The CNSC is reviewing its regulatory frameworks to make them applicable to advanced reactor designs. "Our regulations and requirements have all been developed with our experience of Candu technology ... These are new designs - great safety systems, passive systems, a lot smaller - and some requirements simply don't make sense with these new technologies.

"One thing we have been doing is to make sure our requirements are technology-neutral. We're modifying our requirements to make it more performance-based, which allows the proponents [of advanced reactors] to come to us with a safety case. It gives them more flexibility on how they are going to meet our requirements rather than us dictating on how that should happen."
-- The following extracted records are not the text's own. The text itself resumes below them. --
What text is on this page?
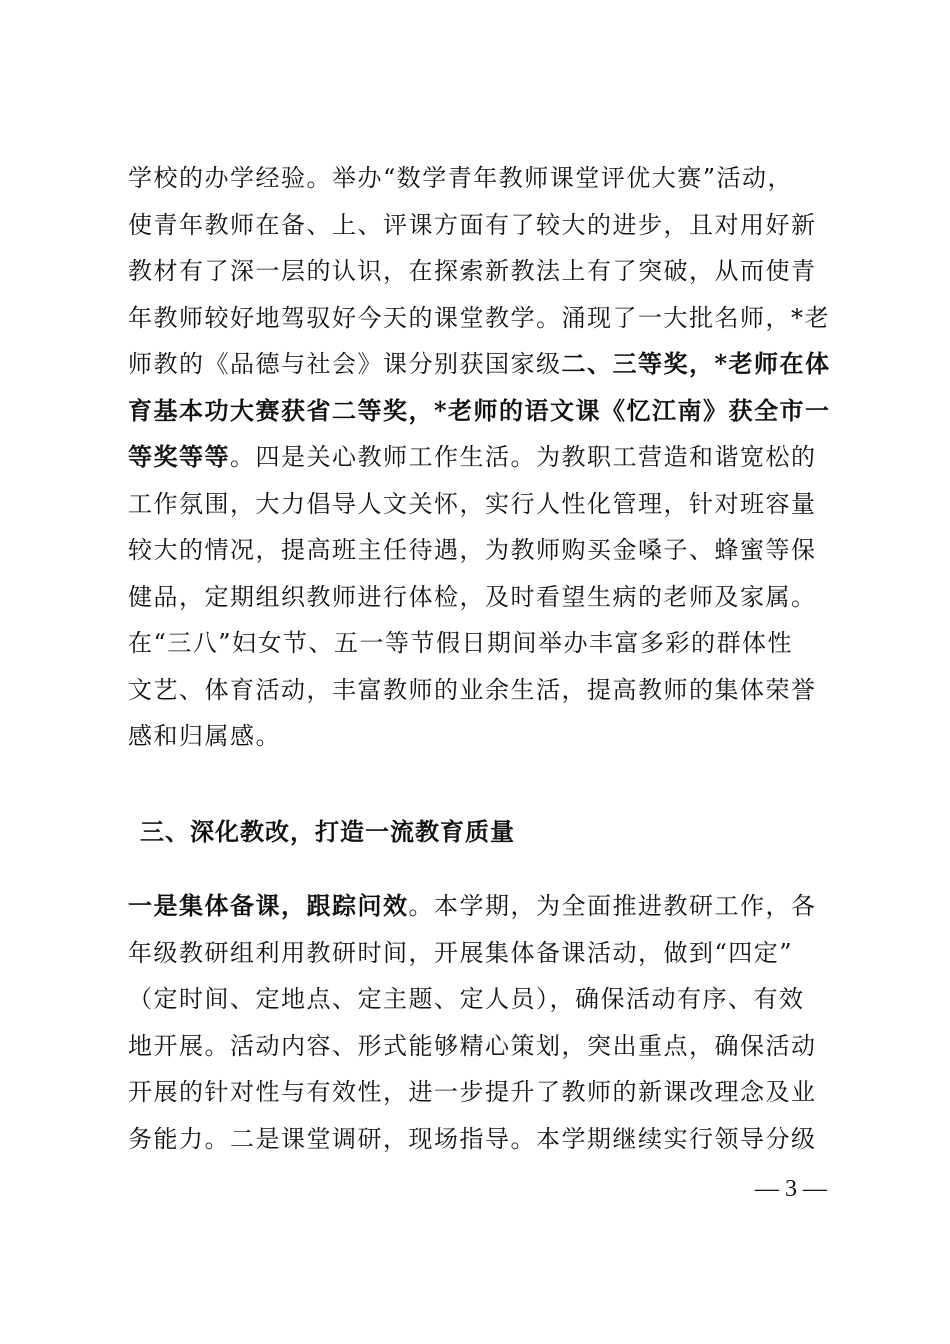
学校的办学经验。举办“数学青年教师课堂评优大赛”活动，
使青年教师在备、上、评课方面有了较大的进步，且对用好新
教材有了深一层的认识，在探索新教法上有了突破，从而使青
年教师较好地驾驭好今天的课堂教学。涌现了一大批名师，*老
师教的《品德与社会》课分别获国家级二、三等奖，*老师在体
育基本功大赛获省二等奖，*老师的语文课《忆江南》获全市一
等奖等等。四是关心教师工作生活。为教职工营造和谐宽松的
工作氛围，大力倡导人文关怀，实行人性化管理，针对班容量
较大的情况，提高班主任待遇，为教师购买金嗓子、蜂蜜等保
健品，定期组织教师进行体检，及时看望生病的老师及家属。
在“三八”妇女节、五一等节假日期间举办丰富多彩的群体性
文艺、体育活动，丰富教师的业余生活，提高教师的集体荣誉
感和归属感。
三、深化教改，打造一流教育质量
一是集体备课，跟踪问效。本学期，为全面推进教研工作，各
年级教研组利用教研时间，开展集体备课活动，做到“四定”
（定时间、定地点、定主题、定人员），确保活动有序、有效
地开展。活动内容、形式能够精心策划，突出重点，确保活动
开展的针对性与有效性，进一步提升了教师的新课改理念及业
务能力。二是课堂调研，现场指导。本学期继续实行领导分级
— 3 —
Velshi added: "We, as the regulator, are working on building public trust, confidence and social acceptance in these new technologies. Part of our mandate as the Canadian regulator is to disseminate objective and scientific information about nuclear matters."

Asked what nuclear supplier countries and potential nuclear newcomer countries can do to prepare for a global advanced nuclear market, she said: "You need standard designs that can be deployed readily and easily and safely ... We know nuclear is a very sophisticated technology and so for emerging countries, if they can benefit from the expertise, the experience, the infrastructure of mature regulators, I think that can go a long way in making these new technologies more readily available and accessible and, from my perspective, make them safer to deploy."